J-08-162
ARBITRAGE – NOTION – REGLEMENT DE REFERE PRE-ARBITRAL DE LA CCI – ORDONNANCE PRISE PAR LE TIERS EN APPLICATION DE CE REGLEMENT – NATURE CONVENTIONNELLE – EXCLUSION DE LA QUALIFICATION DE LA SENTENCE – CONSEQUENCE – IRRECEVABILITE DU RECOURS EN ANNULATION.
INSTITUTION PERMANENTE D’ARBITRAGE – CHAMBRE DE COMMERCE INTERNATIONALE – REGLEMENT DE REFERE PRE-ARBITRAL – DECISION DU TIERS – QUALIFICATION – MECANISME CONTRACTUEL – AUTORITE DE LA CHOSE CONVENUE – EXCLUSION DE LA QUALIFICATION DE SENTENCE – IRRECEVABILITE DU RECOURS EN ANNULATION EXERCE a SON ENCONTRE.
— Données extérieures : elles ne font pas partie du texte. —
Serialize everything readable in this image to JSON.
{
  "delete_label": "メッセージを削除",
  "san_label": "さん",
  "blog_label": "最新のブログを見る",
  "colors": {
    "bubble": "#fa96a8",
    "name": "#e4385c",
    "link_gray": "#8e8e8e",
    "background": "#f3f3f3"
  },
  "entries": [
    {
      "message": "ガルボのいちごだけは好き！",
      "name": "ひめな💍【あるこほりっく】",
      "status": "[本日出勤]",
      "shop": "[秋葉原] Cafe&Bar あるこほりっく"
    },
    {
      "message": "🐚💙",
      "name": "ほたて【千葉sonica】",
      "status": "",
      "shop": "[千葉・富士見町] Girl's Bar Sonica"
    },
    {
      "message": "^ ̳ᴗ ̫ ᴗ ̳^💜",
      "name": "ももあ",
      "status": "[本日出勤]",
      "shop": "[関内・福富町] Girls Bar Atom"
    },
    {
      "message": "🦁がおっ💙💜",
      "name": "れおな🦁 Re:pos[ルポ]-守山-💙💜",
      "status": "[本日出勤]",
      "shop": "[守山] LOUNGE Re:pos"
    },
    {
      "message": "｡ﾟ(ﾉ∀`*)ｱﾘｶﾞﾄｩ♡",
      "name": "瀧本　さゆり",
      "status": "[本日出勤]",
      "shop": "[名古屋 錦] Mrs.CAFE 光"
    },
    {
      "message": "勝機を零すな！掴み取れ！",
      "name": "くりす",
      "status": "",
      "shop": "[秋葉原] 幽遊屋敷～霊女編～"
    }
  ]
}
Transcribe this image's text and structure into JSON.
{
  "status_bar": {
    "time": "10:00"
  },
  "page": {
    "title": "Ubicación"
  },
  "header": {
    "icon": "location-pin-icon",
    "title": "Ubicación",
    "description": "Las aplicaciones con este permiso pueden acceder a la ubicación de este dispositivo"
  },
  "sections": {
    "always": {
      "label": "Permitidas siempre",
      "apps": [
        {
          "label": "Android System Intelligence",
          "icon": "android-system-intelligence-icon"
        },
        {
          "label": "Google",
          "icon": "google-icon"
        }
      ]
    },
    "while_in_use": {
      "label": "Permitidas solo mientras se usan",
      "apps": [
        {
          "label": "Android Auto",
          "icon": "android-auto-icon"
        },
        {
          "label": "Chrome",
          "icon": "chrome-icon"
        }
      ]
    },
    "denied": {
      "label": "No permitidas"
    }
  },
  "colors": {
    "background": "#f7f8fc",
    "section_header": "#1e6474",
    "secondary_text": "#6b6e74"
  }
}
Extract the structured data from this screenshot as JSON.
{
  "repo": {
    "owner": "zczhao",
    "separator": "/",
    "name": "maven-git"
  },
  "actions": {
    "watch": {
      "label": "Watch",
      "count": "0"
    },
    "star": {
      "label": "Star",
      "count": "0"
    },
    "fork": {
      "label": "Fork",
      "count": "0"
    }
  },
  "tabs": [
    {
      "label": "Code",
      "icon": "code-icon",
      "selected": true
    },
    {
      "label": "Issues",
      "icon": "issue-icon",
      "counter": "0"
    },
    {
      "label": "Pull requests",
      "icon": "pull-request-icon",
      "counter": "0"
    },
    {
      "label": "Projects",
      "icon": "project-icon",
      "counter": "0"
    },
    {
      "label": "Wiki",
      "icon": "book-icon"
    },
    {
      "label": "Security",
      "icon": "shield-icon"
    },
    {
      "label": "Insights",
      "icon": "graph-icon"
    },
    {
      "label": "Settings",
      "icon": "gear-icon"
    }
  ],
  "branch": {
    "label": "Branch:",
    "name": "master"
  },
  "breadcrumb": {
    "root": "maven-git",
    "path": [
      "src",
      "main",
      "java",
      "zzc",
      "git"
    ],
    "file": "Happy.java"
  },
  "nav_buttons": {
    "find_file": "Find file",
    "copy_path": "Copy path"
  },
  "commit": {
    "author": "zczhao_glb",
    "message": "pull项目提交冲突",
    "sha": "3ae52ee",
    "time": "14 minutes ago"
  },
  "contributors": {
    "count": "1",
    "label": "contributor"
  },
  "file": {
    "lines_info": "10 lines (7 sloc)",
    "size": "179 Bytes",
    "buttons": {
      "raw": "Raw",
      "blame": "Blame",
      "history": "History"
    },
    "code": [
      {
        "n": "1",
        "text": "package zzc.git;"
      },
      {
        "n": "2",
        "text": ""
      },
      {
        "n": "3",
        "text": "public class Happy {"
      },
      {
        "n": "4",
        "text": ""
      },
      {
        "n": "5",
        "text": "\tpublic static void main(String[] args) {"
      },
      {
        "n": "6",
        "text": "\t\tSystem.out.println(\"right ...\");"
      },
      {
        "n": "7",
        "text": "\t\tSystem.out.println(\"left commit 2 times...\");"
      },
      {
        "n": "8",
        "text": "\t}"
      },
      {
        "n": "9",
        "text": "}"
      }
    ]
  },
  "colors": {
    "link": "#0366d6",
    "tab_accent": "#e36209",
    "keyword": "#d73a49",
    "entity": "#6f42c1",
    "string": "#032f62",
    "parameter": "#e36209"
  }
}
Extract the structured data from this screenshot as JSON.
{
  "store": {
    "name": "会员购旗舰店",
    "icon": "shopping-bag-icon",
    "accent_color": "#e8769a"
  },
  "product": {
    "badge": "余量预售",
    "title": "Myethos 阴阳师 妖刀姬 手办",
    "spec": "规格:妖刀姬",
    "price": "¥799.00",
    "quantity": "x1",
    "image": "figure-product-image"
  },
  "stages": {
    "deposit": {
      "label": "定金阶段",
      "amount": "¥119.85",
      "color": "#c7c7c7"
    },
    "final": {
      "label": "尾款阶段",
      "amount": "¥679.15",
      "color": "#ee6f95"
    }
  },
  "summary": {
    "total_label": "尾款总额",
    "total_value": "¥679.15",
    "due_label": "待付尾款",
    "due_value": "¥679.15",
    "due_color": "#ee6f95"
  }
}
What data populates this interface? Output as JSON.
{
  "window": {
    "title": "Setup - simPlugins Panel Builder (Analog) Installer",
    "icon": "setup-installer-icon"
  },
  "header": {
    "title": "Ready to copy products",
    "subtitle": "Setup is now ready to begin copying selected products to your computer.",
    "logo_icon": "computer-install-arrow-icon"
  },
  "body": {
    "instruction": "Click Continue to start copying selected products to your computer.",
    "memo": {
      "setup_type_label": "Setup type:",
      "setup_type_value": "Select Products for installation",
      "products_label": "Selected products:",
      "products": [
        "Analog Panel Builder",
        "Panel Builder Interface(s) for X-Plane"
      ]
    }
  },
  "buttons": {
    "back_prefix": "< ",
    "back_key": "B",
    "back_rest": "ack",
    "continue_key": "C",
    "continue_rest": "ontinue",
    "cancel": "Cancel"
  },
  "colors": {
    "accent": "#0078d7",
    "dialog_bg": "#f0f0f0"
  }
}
RECOURS EN AnNULATION – RECEVABILITE – CONDITION – NATURE DE SENTENCE DE LA DECISION ATTAQUEE – REGLEMENT DE REFERE PRE-ARBITRAL DE LA CCI – ORDONNANCE PRISE PAR LE TIERS EN APPLICATION DE CE REGLEMENT – NATURE CONVENTIONNELLE – EXCLUSION DE LA QUALIFICATION DE LA SENTENCE – CONSEQUENCE – IRRECEVABILITE DU RECOURS EXERCE A SON ENCONTRE.
Il résulte des termes du préambule du Règlement pré-arbitral de la CCI, que la qualification d’arbitrage a été soigneusement évitée en gommant toute référence aux expressions évoquant une telle qualification.
L’ordonnance rendue d’après le Règlement de référé pré-arbitral de la CCI, mécanisme contractuel qui repose sur la coopération des parties, a, malgré son appellation, une nature conventionnelle : elle n’a d’autorité que celle de la chose convenue;en conséquence, est irrecevable le recours en annulation.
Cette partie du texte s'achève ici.